J’attache le masque de gaze[18] sur mon nez et j’enjambe l’espèce de margelle séparant encore le gouffre de la chambre. Je tiens la manette de la lampe dans mes dents. Mes mains sont crispées sur la corde.
D’un hochement de tête je leur indique qu’ils peuvent laisser couler. Quelle expédition, mes aminches ! C’est la plongée la plus fantastique de ma carrière. Vous m’avez déjà vu dans un coup aussi saugrenu, vous ? Pas moi. Ou alors c’est que la serrure de ma boîte à phosphore s’est bloquée.
Cette grosse lampe n’a rien de commun avec ma pauvre loupiote de fouille. J’aurais assez de briques pour me construire une tour, je pourrais m’établir gardien de phare avec un projo aussi puissant. Gentleman phare-man, c’est une situation élevée somme toute. Le tout, c’est de ne pas vouloir faire sa partie de tennis tous les matins. Grâce à mon tampon de gaze, l’odeur ne me parvient plus avec autant de force. Je descends lentement. Les toiles d’araignée se plaquent sur mon visage et sur mes tifs.
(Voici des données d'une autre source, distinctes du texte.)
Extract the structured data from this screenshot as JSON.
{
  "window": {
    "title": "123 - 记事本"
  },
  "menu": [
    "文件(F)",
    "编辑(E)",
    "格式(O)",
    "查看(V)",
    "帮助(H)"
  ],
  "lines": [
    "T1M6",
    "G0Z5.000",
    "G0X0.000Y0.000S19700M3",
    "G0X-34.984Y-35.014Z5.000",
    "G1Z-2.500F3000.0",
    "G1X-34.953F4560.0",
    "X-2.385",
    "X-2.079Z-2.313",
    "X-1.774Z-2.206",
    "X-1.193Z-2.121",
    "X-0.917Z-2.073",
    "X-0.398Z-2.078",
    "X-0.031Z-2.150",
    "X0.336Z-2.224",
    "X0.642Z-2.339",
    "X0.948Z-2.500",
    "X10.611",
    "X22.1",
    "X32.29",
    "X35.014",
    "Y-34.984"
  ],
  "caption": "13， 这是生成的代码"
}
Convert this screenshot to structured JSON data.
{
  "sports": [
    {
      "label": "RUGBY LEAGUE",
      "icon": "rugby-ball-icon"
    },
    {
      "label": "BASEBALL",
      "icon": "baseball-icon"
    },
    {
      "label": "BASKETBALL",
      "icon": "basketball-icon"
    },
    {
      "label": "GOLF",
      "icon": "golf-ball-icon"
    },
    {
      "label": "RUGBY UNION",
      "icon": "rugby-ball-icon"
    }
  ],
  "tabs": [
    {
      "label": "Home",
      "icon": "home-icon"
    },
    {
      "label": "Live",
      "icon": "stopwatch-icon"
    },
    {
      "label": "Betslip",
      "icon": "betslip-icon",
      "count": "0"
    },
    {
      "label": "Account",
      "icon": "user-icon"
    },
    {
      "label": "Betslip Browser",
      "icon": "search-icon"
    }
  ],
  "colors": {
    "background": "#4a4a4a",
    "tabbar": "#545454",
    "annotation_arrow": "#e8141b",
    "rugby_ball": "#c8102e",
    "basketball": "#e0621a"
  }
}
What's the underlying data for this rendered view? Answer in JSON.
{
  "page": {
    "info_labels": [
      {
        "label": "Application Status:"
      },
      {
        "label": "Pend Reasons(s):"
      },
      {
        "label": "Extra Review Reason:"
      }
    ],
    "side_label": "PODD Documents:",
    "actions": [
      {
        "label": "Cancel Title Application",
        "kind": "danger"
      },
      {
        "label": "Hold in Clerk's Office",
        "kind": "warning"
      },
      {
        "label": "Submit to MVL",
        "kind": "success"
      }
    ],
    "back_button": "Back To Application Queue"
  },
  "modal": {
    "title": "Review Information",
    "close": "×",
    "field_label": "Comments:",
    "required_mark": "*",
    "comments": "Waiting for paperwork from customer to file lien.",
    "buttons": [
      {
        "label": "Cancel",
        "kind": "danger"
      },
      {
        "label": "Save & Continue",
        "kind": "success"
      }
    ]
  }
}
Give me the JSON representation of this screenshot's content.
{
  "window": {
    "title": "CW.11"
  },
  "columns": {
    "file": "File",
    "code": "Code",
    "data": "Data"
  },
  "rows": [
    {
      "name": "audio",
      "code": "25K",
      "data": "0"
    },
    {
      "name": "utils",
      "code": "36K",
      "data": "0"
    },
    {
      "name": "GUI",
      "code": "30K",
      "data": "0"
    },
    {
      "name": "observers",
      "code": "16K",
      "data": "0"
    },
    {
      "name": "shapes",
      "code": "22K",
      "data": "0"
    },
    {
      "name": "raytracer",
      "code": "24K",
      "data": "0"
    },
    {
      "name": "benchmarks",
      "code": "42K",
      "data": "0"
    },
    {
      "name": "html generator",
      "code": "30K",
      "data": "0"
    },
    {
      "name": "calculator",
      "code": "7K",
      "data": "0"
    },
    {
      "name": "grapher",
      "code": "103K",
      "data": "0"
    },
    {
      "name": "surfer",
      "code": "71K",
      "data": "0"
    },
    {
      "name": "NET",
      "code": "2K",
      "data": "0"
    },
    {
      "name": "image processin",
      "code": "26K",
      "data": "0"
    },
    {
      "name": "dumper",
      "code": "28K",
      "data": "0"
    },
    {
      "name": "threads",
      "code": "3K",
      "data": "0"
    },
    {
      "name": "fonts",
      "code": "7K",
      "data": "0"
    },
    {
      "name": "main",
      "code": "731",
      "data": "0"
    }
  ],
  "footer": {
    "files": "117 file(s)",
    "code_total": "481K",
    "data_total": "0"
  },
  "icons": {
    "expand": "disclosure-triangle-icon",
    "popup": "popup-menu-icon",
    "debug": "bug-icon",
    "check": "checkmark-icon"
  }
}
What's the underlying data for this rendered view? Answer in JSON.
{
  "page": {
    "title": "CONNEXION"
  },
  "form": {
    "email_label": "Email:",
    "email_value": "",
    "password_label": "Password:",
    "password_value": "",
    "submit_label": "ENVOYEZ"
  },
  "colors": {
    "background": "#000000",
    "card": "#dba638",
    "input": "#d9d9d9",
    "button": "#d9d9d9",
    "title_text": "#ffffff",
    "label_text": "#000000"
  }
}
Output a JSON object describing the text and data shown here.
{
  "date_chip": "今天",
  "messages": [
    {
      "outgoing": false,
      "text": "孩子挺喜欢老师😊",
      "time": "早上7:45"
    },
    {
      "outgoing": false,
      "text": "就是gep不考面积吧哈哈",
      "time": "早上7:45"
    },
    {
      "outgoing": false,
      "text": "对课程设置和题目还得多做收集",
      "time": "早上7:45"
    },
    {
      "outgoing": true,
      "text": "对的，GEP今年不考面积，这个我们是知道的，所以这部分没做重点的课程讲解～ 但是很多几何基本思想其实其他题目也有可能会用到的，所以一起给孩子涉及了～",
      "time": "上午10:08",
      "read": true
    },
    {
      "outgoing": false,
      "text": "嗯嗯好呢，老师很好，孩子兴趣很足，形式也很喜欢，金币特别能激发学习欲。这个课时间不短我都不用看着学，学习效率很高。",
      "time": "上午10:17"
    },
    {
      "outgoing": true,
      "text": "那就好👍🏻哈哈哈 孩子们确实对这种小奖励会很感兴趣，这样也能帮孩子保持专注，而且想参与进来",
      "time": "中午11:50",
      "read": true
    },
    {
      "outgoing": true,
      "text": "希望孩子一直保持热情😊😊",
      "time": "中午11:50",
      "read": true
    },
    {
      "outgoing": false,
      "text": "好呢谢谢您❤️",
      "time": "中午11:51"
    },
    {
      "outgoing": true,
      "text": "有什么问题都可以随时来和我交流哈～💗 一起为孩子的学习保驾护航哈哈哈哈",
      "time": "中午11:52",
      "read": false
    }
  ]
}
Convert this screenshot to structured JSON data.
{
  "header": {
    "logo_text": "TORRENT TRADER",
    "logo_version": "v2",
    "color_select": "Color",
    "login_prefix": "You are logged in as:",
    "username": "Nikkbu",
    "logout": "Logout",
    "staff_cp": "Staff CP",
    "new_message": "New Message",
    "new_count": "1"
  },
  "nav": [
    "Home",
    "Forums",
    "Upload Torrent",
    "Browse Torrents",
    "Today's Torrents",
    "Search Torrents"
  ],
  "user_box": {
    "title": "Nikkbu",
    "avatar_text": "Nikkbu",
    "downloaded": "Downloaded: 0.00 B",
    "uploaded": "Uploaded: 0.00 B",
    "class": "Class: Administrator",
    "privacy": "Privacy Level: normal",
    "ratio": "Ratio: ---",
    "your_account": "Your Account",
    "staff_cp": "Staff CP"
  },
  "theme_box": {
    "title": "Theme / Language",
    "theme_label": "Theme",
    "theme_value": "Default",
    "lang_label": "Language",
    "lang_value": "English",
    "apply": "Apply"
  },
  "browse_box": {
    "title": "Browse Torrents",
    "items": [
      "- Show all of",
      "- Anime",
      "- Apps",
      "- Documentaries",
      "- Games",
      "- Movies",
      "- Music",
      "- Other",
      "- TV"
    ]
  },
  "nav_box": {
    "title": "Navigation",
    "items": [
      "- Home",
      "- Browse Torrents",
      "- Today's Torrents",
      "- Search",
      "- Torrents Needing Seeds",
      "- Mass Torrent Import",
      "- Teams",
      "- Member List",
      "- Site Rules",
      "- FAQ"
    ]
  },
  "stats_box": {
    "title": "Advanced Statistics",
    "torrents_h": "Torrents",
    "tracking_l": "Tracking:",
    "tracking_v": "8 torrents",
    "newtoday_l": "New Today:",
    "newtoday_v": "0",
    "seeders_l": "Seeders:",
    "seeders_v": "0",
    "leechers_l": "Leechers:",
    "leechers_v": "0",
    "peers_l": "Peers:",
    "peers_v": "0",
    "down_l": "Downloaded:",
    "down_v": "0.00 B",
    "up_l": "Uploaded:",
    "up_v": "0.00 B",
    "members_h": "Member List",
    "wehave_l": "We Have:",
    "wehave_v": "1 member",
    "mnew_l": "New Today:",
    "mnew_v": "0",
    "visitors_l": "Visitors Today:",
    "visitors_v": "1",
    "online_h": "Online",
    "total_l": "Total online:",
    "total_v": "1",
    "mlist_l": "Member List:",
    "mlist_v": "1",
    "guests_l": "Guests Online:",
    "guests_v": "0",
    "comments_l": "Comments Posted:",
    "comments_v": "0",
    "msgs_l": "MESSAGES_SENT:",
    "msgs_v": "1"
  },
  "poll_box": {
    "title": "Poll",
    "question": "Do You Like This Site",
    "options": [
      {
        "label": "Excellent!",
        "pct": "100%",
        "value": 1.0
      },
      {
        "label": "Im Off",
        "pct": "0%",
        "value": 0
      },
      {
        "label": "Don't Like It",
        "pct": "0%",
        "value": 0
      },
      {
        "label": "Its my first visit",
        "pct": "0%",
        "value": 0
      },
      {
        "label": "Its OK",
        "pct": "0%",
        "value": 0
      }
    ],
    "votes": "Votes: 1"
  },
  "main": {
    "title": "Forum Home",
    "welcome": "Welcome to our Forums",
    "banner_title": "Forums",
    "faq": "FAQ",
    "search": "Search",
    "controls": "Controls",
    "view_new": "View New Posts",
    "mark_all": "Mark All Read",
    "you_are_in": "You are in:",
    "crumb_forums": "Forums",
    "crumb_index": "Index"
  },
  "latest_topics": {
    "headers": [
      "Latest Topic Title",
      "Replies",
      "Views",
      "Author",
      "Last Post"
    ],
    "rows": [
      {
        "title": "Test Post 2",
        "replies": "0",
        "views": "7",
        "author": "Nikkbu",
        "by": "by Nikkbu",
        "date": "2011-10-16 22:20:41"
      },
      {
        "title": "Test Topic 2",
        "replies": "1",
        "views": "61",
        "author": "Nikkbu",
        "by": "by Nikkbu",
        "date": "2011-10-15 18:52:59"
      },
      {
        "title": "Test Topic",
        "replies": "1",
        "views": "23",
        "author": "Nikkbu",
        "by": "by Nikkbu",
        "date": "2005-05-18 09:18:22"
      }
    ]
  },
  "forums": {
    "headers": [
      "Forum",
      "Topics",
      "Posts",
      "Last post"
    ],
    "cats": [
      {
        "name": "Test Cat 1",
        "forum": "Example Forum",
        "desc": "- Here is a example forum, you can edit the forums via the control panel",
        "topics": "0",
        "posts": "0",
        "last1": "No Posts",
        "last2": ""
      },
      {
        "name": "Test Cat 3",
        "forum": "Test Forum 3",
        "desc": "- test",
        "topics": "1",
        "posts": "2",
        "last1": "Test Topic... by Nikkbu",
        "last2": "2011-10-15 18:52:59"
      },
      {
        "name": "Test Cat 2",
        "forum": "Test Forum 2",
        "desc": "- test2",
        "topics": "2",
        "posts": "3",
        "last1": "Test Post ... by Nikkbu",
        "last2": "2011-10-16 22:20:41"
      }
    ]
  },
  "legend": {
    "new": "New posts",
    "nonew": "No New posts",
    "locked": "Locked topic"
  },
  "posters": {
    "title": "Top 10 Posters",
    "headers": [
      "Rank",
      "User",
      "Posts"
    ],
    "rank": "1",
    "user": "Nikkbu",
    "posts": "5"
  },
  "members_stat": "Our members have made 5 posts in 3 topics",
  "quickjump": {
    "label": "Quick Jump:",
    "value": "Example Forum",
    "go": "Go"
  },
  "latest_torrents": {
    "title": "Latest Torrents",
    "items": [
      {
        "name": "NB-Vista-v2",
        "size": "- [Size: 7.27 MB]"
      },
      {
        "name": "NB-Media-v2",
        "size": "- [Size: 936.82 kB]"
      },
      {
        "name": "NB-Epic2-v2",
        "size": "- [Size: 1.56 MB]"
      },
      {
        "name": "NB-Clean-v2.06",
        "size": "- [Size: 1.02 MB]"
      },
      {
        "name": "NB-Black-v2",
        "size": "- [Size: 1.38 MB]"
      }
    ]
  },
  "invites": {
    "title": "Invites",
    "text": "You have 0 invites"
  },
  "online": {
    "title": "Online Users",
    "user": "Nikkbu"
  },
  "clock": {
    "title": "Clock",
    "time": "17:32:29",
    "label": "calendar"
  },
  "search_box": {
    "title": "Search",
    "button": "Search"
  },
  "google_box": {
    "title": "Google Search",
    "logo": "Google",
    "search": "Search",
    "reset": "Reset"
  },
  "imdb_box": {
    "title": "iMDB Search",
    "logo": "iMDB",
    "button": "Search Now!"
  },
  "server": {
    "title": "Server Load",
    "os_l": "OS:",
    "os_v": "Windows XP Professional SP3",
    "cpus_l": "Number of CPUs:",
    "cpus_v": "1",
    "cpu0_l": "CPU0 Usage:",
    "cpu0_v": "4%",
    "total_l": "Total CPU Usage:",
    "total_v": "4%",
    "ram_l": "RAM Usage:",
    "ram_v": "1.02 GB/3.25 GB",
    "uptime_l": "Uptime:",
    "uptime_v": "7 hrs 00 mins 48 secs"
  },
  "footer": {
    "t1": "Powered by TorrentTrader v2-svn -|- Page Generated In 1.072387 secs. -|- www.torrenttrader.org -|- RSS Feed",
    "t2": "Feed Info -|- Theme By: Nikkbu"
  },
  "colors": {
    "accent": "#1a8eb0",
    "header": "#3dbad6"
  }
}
J’essaie de regarder au-dessous de moi, mais je ne puis régler le faisceau de la lampe, tenant cette dernière avec ma bouche. Je n’ai que les parois du conduit, contre lesquelles je me meurtris. Je vois s’affairer, dans la lumière, des insectes dont je ne soupçonnais même pas qu’il puisse en exister d’aussi barbares, d’aussi illogiques et répugnants. Le trou de lumière, là-haut, s’éloigne de moi. Je sens que je vais bientôt parvenir à destination. Vu l’exiguïté du boyau, il est probable que je vais entrer en contact avec l’être fugitivement aperçu. Mon être se contracte. La répulsion me crispe, me meurtrit. N’importe, il faut continuer ce glissement infernal.
Les centimètres de chanvre coulent dans mes mains, y mettant une tramée de feu.
Et tout à coup, mes pieds rencontrent une surface dure. Pas d’erreur, c’est le sol. Je trouve mon équilibre, je lâche la corde brûlante. J’empoigne la lampe de mes doigts engourdis par la descente.
Le cauchemar change de forme. Me voici au fond du goulet et il n’y a plus personne ! Vous avez bien lu, ou si j’ai oublié de vous l’écrire ? PLUS PERSONNE ! Je regarde la paroi : elle est unie, composée de pierres bien scellées et recouvertes d’un salpêtre très ancien. Pourtant il me semble percevoir le bruit rauque d’une respiration saccadée. J’incline ma lampe. Derrière moi, au ras du sol, s’ouvre une sorte de terrier. Je me baisse et un frémissement me parcourt depuis la pointe des nougats jusqu’à celle des crins, avec arrêt facultatif dans le bitougneur à incandescence. L’être que je n’avais fait qu’apercevoir de là-haut est là, blotti dans une petite grotte qu’il a dû creuser lui-même avec ses ongles. Ça forme une niche cernée par les épaisses fondations de la maison. Il baigne dans une flaque d’eau provenant d’infiltrations et c’est l’homme le plus terrible qu’il m’ait été donné de rencontrer. J’ai vu des vilains blessés, des monstres, des épaves. On m’a montré dans des bocaux honteux les embryons sinistres d’individus fort heureusement inaboutis ; mais jamais, non, jamais, spectacle plus affreux ne m’a meurtri les yeux. Cette chose à laquelle force m’est de donner le nom d’homme, comme ne manquerait pas de l’écrire mon regretté camarade Ponton du Sérail, est d’une maigreur inexprimable. C’est un tas d’os surmontés d’une tête hirsute. Sa barbe lui arrive aux genoux, et il n’a plus un seul cheveu. Ses oreilles ressemblent à deux anses de panier. Ses yeux sont pratiquement fermés. De longues, longues griffes prolongent ses mains et ses pieds. Sa peau est un abject crépi de boue, d’excréments, de crasse, de sanies, de pustules, de croûtes, de suppuration. Il cligne à peine des paupières dans la cruelle clarté de ma lampe, preuve qu’il est aveugle.